An avid horseman and one with a wide variety of music tastes — from Handel to Dylan, Melanie said — Smith was a dedicated student of scripture and a committed student well into his pastorship, family members recall, translating texts from Hebrew and Greek.

“One thing I valued about dad, I did watch him study all the time,” Jonathan said. “I’d sit there and go through (his) books. I learned there was a world of thinking out there.”

But personal connections were important to Smith, too, Jonathan said.

“I think he liked making people feel valued who didn’t feel valued,” Jonathan said.

Smith stepped down from leading DCC in 2008 but didn’t stop serving. For the next several years he and Melanie oversaw care ministries to other pastors on the Olympic Peninsula through Olympic Peninsula Ministries. Richards said that was a valued resource for a number of church leaders.

“He just became a friend, with no agenda,” Richards said. “When he’d show up and ask you to go have a cup of coffee, he was just there to care for and listen to you.”

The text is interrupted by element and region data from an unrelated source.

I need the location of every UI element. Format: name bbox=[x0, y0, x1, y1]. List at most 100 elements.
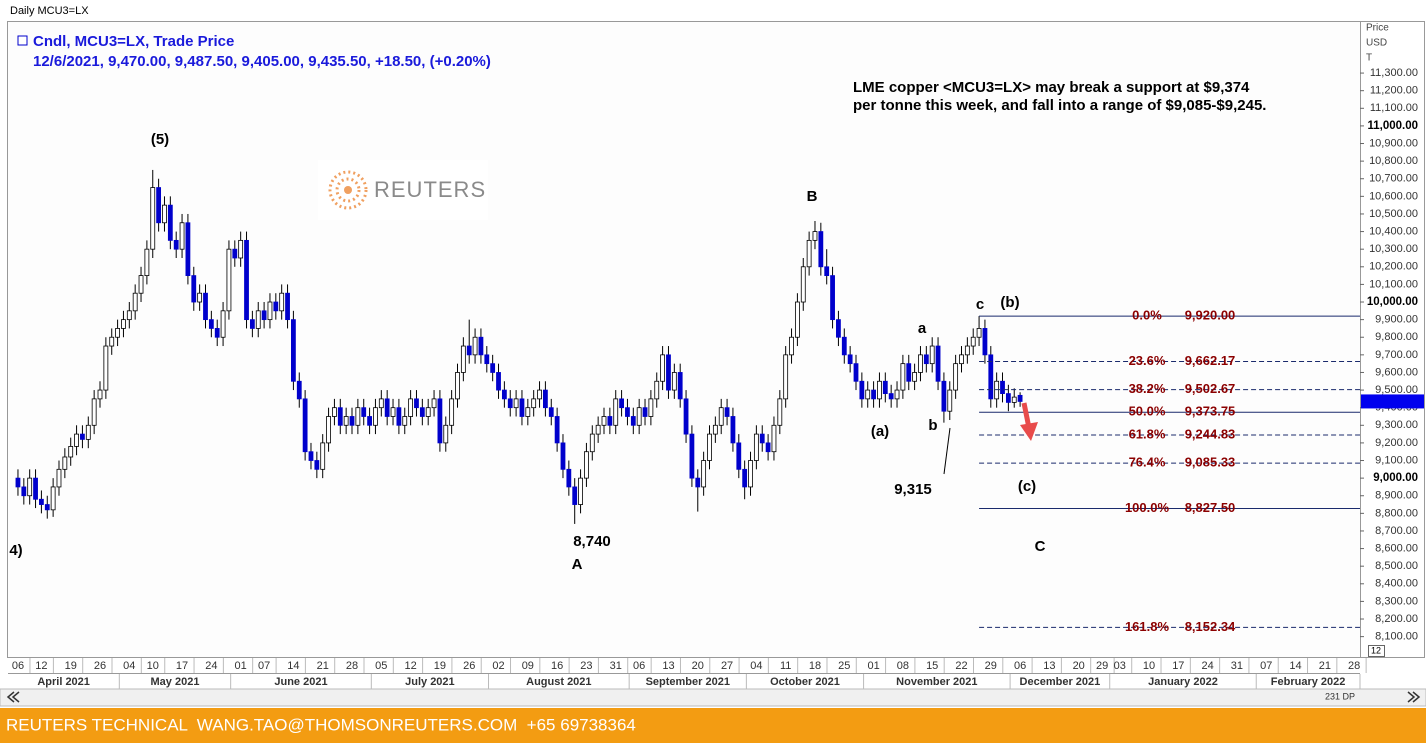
x-tick-label: 31 bbox=[610, 660, 622, 672]
status-box[interactable] bbox=[1368, 645, 1385, 657]
candle-body bbox=[126, 310, 132, 321]
candle-body bbox=[671, 372, 677, 391]
scrollbar[interactable] bbox=[0, 688, 1426, 707]
x-tick-label: 06 bbox=[633, 660, 645, 672]
candle-body bbox=[759, 433, 765, 444]
candle-body bbox=[173, 239, 179, 250]
candle-body bbox=[373, 407, 378, 426]
candle-body bbox=[584, 451, 589, 479]
candle-body bbox=[320, 442, 326, 470]
candle-body bbox=[982, 328, 988, 356]
logo-text: REUTERS bbox=[374, 177, 486, 202]
x-tick-label: 07 bbox=[258, 660, 270, 672]
price-label: 8,740 bbox=[573, 533, 611, 550]
x-tick-label: 14 bbox=[287, 660, 299, 672]
candle-body bbox=[707, 433, 712, 461]
y-tick-label: 9,900.00 bbox=[1375, 314, 1418, 326]
candle-body bbox=[85, 424, 91, 440]
y-tick-label: 10,000.00 bbox=[1367, 296, 1418, 308]
candle-body bbox=[419, 407, 425, 417]
candle-body bbox=[121, 319, 126, 329]
candle-body bbox=[648, 398, 654, 417]
candle-body bbox=[232, 248, 238, 259]
candle-body bbox=[156, 187, 162, 224]
y-tick-label: 8,900.00 bbox=[1375, 490, 1418, 502]
candle-body bbox=[460, 345, 466, 373]
scroll-left[interactable] bbox=[6, 691, 20, 703]
candle-body bbox=[560, 442, 566, 470]
x-tick-label: 12 bbox=[35, 660, 47, 672]
fib-percent: 61.8% bbox=[1129, 426, 1166, 441]
candle-body bbox=[607, 416, 613, 426]
y-tick-label: 9,300.00 bbox=[1375, 419, 1418, 431]
note: per tonne this week, and fall into a ran… bbox=[853, 97, 1266, 114]
candle-body bbox=[877, 380, 882, 400]
wave-label: c bbox=[976, 296, 984, 313]
y-tick-label: 8,500.00 bbox=[1375, 560, 1418, 572]
candle-body bbox=[150, 187, 156, 250]
candle-body bbox=[302, 398, 308, 453]
candle-body bbox=[789, 336, 794, 356]
axis-title: Price bbox=[1366, 23, 1389, 34]
x-tick-label: 14 bbox=[1289, 660, 1301, 672]
fib-percent: 161.8% bbox=[1125, 619, 1170, 634]
candle-body bbox=[888, 393, 894, 400]
y-tick-label: 8,100.00 bbox=[1375, 631, 1418, 643]
fib-percent: 23.6% bbox=[1129, 353, 1166, 368]
fib-value: 9,920.00 bbox=[1185, 308, 1236, 323]
x-tick-label: 25 bbox=[838, 660, 850, 672]
candle-body bbox=[865, 389, 871, 400]
x-tick-label: 12 bbox=[404, 660, 416, 672]
marks: 8,100.00 8,200.00 8,300.00 8,400.00 8,500.00… bbox=[12, 67, 1424, 689]
scroll-right[interactable] bbox=[1407, 691, 1421, 703]
axis-title: USD bbox=[1366, 38, 1387, 49]
fib-value: 9,085.33 bbox=[1185, 455, 1236, 470]
candle-body bbox=[900, 363, 906, 391]
x-tick-label: 21 bbox=[317, 660, 329, 672]
x-tick-label: 22 bbox=[955, 660, 967, 672]
y-tick-label: 9,600.00 bbox=[1375, 366, 1418, 378]
month-label: October 2021 bbox=[770, 676, 840, 688]
y-tick-label: 10,900.00 bbox=[1369, 137, 1418, 149]
logo: REUTERS bbox=[318, 160, 488, 220]
x-tick-label: 16 bbox=[551, 660, 563, 672]
month-label: May 2021 bbox=[151, 676, 200, 688]
candle-body bbox=[355, 407, 361, 426]
candle-body bbox=[1000, 380, 1005, 394]
candle-body bbox=[214, 328, 220, 338]
candle-body bbox=[683, 398, 689, 435]
candle-body bbox=[636, 407, 642, 426]
y-tick-label: 11,000.00 bbox=[1367, 120, 1418, 132]
candle-body bbox=[859, 380, 865, 400]
candle-body bbox=[601, 416, 607, 426]
wave-label: B bbox=[807, 188, 818, 205]
candle-body bbox=[777, 398, 783, 426]
candle-body bbox=[279, 292, 285, 312]
candle-body bbox=[402, 416, 408, 426]
x-tick-label: 24 bbox=[1202, 660, 1214, 672]
candle-body bbox=[326, 416, 331, 444]
candle-body bbox=[666, 354, 671, 391]
month-label: April 2021 bbox=[37, 676, 90, 688]
status-text[interactable]: 12 bbox=[1371, 645, 1381, 655]
candle-body bbox=[830, 275, 835, 321]
fib-percent: 50.0% bbox=[1129, 404, 1166, 419]
y-tick-label: 8,300.00 bbox=[1375, 595, 1418, 607]
candle-body bbox=[484, 354, 490, 365]
fib-value: 9,373.75 bbox=[1185, 404, 1236, 419]
candle-body bbox=[431, 398, 437, 409]
x-tick-label: 28 bbox=[1348, 660, 1360, 672]
month-label: August 2021 bbox=[526, 676, 591, 688]
candle-body bbox=[794, 301, 800, 338]
candle-body bbox=[425, 407, 431, 417]
wave-label: A bbox=[572, 556, 583, 573]
x-tick-label: 17 bbox=[176, 660, 188, 672]
candle-body bbox=[595, 424, 601, 435]
candle-body bbox=[197, 292, 203, 303]
candle-body bbox=[537, 389, 542, 400]
candle-body bbox=[449, 398, 455, 426]
candle-body bbox=[249, 319, 255, 329]
candle-body bbox=[308, 451, 314, 461]
candle-body bbox=[466, 345, 472, 356]
candle-body bbox=[923, 354, 929, 365]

The church leaders were impressed that he wasn’t there to sell them anything, Melanie said, but to extend a loving ear over a meal as they could talk about hard decisions and struggles.

“He wanted them to see us as their friend,” she said.

Neil eventually retired in June 2019.

Richards said Smith laid a solid foundation for the church.

“He definitely left a legacy that Dungeness Community Church is one that values the scriptures and good biblical teaching … a church that has the mindset of compassion,” Richards said.